Monday, September 13, 2010

Don't Be a Fool

Wisdom says: As it is, I’ve called, but you’ve turned a deaf ear; I’ve reached out to you, but you’ve ignored me.

This past weekend at Cape Naz Church we discussed among other things wisdom vs. knowledge. I briefly made the point that the opposite of wisdom is foolishness. A few definitions that will mark this brief discussion, and then to the point:

What is wisdom? Knowledge that you successfully put into action.

What is foolishness? Knowing the truth and how it should affect your life, and then ignoring it.

I don't think that anyone wants to be called a fool. It's a harsh term. Though it's not necessarily an active word in our modern vernacular, -- you don't hear the teenagers calling each other fools -- we would still be hurt if the term was used against us. I'm not going to call you a fool. Instead, I'm going to ask you to evaluate whether you are one or not.

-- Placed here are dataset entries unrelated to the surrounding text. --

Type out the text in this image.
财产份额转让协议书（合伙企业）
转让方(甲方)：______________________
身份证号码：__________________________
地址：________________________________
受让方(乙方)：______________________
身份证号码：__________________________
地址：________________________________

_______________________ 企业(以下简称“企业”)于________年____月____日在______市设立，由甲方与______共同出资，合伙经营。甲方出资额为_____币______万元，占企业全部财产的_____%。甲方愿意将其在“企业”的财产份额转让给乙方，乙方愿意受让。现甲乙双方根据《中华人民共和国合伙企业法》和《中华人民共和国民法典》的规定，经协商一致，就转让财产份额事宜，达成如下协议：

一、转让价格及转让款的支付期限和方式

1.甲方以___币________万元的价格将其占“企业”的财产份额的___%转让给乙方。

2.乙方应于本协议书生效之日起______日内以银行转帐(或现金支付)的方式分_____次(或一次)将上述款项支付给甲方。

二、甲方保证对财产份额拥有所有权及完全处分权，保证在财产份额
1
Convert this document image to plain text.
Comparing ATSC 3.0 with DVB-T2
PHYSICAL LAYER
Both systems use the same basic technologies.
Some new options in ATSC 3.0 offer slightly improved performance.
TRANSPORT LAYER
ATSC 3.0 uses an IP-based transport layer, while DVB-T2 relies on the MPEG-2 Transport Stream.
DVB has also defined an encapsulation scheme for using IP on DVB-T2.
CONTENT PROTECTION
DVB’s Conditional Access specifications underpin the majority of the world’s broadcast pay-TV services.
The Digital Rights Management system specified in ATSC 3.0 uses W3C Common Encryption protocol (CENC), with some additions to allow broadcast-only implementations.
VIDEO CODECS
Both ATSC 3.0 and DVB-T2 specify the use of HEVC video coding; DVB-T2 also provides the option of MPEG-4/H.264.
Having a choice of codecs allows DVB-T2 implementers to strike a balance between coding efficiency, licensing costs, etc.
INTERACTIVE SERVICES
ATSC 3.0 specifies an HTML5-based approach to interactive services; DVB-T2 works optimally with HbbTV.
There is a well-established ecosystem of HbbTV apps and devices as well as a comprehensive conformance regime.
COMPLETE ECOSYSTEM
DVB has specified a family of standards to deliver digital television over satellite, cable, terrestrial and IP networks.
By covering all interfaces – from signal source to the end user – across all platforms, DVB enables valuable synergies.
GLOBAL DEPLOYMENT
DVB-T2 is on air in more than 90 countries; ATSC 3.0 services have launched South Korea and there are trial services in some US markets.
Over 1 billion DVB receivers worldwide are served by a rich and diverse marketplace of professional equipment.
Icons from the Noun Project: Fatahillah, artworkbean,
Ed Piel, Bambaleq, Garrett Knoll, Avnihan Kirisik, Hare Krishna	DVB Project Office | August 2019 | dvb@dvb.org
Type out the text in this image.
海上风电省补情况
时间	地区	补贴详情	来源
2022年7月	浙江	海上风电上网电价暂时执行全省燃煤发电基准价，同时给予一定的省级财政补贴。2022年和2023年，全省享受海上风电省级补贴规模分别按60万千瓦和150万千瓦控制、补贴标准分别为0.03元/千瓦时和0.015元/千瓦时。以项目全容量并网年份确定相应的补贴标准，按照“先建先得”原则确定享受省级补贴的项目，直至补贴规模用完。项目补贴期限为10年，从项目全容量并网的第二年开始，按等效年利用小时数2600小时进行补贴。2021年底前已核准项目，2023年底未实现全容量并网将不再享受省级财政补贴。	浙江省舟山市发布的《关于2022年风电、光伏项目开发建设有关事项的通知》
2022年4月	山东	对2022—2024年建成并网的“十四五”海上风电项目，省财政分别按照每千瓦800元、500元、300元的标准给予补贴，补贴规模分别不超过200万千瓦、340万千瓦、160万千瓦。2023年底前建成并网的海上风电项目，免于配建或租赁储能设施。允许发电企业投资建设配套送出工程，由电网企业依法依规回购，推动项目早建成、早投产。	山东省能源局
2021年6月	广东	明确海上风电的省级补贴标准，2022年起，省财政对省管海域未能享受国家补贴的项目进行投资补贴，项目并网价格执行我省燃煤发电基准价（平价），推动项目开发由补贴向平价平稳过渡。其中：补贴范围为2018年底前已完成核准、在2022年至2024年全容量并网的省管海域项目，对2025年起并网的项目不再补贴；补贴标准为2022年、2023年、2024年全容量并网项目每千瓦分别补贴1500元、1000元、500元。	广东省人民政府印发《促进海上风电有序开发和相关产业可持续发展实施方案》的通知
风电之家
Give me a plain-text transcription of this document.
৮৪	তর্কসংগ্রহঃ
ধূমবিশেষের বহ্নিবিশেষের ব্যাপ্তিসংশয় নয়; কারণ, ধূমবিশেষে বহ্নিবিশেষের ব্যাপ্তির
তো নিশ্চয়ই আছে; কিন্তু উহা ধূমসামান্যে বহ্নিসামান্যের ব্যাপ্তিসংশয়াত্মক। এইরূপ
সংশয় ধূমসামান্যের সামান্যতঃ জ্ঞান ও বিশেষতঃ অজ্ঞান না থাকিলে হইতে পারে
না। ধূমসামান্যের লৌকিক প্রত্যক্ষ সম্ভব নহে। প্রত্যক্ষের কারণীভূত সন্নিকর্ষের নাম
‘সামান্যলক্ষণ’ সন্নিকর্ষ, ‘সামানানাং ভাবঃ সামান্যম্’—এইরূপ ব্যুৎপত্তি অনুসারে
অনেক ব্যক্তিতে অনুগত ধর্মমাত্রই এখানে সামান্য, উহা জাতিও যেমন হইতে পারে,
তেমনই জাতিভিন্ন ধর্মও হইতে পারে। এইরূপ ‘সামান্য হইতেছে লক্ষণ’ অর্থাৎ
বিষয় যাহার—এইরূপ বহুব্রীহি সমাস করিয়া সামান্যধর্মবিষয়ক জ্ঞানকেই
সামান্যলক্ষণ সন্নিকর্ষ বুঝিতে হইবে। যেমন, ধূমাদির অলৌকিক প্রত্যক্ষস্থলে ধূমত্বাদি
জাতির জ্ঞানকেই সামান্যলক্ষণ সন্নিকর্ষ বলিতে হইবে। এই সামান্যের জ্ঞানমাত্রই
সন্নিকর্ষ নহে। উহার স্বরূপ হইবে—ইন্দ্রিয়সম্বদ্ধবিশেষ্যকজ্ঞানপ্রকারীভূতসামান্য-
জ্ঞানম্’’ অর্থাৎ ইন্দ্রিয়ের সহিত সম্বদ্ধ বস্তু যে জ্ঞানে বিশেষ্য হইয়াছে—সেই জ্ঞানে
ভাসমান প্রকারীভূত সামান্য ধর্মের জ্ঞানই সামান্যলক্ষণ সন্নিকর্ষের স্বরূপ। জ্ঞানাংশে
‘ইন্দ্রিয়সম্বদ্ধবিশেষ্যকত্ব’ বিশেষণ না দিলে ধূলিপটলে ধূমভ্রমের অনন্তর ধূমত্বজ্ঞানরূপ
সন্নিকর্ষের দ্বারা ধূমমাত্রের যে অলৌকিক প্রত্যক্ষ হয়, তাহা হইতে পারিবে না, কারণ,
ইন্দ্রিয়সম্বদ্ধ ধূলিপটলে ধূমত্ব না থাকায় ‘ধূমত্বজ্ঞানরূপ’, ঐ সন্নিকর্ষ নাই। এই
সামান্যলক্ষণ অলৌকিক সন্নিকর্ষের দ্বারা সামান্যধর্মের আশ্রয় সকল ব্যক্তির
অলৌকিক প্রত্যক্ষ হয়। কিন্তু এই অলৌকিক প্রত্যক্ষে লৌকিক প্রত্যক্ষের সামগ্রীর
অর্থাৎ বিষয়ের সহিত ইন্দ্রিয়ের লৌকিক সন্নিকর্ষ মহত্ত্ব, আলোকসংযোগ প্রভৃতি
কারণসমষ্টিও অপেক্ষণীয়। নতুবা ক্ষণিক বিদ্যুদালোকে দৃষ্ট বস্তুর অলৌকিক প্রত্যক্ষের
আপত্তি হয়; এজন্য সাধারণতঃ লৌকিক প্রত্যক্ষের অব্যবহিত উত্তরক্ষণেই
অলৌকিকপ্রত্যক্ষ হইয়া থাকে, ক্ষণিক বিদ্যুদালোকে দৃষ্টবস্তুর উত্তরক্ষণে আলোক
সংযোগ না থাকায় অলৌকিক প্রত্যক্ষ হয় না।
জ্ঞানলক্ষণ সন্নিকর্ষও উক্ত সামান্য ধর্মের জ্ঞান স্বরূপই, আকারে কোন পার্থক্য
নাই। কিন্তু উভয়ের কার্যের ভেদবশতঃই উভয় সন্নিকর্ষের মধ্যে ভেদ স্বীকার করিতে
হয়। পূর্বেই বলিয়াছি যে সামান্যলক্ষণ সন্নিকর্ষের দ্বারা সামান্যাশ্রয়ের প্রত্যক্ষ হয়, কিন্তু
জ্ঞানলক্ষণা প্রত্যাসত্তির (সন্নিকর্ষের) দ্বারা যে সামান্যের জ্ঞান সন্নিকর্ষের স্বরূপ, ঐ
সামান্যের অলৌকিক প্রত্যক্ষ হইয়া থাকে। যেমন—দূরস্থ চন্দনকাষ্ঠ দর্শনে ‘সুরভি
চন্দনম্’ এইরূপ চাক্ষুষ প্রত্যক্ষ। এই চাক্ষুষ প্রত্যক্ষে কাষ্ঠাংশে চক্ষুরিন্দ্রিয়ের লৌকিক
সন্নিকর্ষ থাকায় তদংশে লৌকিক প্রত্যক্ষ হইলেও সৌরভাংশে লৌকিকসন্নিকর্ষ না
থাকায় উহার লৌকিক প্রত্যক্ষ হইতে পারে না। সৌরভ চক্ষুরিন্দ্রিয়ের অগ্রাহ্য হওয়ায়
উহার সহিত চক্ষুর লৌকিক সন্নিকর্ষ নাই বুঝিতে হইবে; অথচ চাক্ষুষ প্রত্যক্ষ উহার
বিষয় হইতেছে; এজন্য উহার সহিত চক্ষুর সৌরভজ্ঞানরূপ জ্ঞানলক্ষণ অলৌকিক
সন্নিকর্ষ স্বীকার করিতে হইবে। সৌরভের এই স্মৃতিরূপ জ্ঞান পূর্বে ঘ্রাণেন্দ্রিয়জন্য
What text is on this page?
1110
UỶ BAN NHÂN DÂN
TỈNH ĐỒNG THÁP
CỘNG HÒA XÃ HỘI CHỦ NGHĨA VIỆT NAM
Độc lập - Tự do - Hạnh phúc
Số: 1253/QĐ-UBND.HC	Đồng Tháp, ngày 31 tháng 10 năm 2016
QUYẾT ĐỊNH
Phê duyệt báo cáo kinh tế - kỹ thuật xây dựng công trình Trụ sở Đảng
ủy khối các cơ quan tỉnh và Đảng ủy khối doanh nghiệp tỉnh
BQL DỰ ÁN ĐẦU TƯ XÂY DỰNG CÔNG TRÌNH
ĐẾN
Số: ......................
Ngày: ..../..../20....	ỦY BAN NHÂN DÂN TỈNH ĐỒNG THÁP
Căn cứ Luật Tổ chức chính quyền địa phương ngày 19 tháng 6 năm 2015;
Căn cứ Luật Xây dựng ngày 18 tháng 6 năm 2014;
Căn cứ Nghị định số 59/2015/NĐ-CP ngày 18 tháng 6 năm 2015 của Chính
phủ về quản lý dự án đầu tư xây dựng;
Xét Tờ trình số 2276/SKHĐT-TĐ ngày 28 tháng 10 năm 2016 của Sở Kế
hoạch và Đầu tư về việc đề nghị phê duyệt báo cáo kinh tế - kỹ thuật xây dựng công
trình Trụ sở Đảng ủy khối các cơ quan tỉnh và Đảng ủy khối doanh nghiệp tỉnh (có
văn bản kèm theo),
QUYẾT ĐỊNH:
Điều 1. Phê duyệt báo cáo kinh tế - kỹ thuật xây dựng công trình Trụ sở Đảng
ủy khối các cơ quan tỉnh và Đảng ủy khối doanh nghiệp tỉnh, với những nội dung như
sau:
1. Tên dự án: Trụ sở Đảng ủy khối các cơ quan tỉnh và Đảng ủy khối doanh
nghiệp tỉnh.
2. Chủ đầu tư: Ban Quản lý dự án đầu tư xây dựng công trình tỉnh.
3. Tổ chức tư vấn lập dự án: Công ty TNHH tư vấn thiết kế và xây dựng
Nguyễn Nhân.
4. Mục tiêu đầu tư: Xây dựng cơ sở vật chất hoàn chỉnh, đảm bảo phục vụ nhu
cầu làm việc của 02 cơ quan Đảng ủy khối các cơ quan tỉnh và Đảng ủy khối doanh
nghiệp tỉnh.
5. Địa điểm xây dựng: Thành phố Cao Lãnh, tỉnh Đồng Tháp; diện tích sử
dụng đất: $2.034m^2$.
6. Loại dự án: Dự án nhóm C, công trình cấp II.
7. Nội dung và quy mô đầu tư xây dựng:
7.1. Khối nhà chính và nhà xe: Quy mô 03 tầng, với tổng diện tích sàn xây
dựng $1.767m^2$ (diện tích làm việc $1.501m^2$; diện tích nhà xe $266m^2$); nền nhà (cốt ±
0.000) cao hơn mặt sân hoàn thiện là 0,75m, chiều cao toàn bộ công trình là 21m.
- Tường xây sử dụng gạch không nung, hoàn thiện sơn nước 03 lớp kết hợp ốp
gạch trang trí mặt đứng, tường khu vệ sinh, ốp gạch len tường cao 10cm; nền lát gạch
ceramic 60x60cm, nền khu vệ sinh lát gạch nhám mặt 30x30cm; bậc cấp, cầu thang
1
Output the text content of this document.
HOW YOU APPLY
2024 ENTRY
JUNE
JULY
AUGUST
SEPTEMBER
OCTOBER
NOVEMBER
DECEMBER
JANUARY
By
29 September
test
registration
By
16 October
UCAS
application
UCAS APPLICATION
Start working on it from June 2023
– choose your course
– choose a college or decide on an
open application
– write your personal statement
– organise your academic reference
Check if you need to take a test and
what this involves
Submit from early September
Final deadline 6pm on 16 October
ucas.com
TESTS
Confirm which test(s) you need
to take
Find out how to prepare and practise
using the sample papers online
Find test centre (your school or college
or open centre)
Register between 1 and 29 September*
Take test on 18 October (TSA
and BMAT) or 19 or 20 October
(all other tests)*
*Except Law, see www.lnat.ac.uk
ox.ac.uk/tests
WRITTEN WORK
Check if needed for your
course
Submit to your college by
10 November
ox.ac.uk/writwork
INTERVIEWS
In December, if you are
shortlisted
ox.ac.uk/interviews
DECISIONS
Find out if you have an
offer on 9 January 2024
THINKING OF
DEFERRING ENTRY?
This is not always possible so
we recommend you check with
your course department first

The critical aspect of wisdom is the "successfully put into action" part of the definition. I've mentioned before that Christianity isn't a "do" religion. It's a "be" relationship. Be more like Christ. Be lovingly obedient to God. Be a follower of Jesus.

Our actions should flow out of our relationship with Christ. We've chosen to become like Christ and that affects our "do" -- our behavior. A behavior change without the relationship with Christ doesn't matter for beans. We aren't saved by good works. We're saved by grace through faith (a "be" concept).

That's where wisdom comes in. Do you consider yourself a Christian? Answer the question to yourself right now.

OK. If you answered yes, then you've committed to "be" like Christ.

Let me say that again. If you're a Christian, then you've committed to "be" like Christ. That's the implication of salvation. We've tried to dress it down over the years as little more than a prayer, but it's more than that. You are accepting Christ... that he is God, that he is truth, that his way will be your way, that without him you are sinful and separated.

A wise Christian daily grows in his/her knowledge of God and then puts that knowledge into practical application in their lives. They are "be-ing" Jesus.

What would a fool do? Ah... You can see where I am going.

A foolish person would know the truth about God and then deliberately ignore it.

I personally feel pretty foolish sometimes when I know I've done something that goes against God's word (his wisdom). There are many times when I just want to curl up in a box and hide because I've ignored a truth about God and the life he wants us to live. It hurts. It's painful. It's a bruise to my ego.

Becoming a person of spiritual wisdom takes time, practice and failure. If you start with that one commitment -- to be more like Christ -- then actively seek God to let him change who you are and what you do. That's the Christian life. It's going to have ups and downs, trials and tribulations, but God will constantly be speaking to you, building you up, pushing you farther in faith, and revealing his wisdom to you.

Become a person of wisdom. Don't be a fool.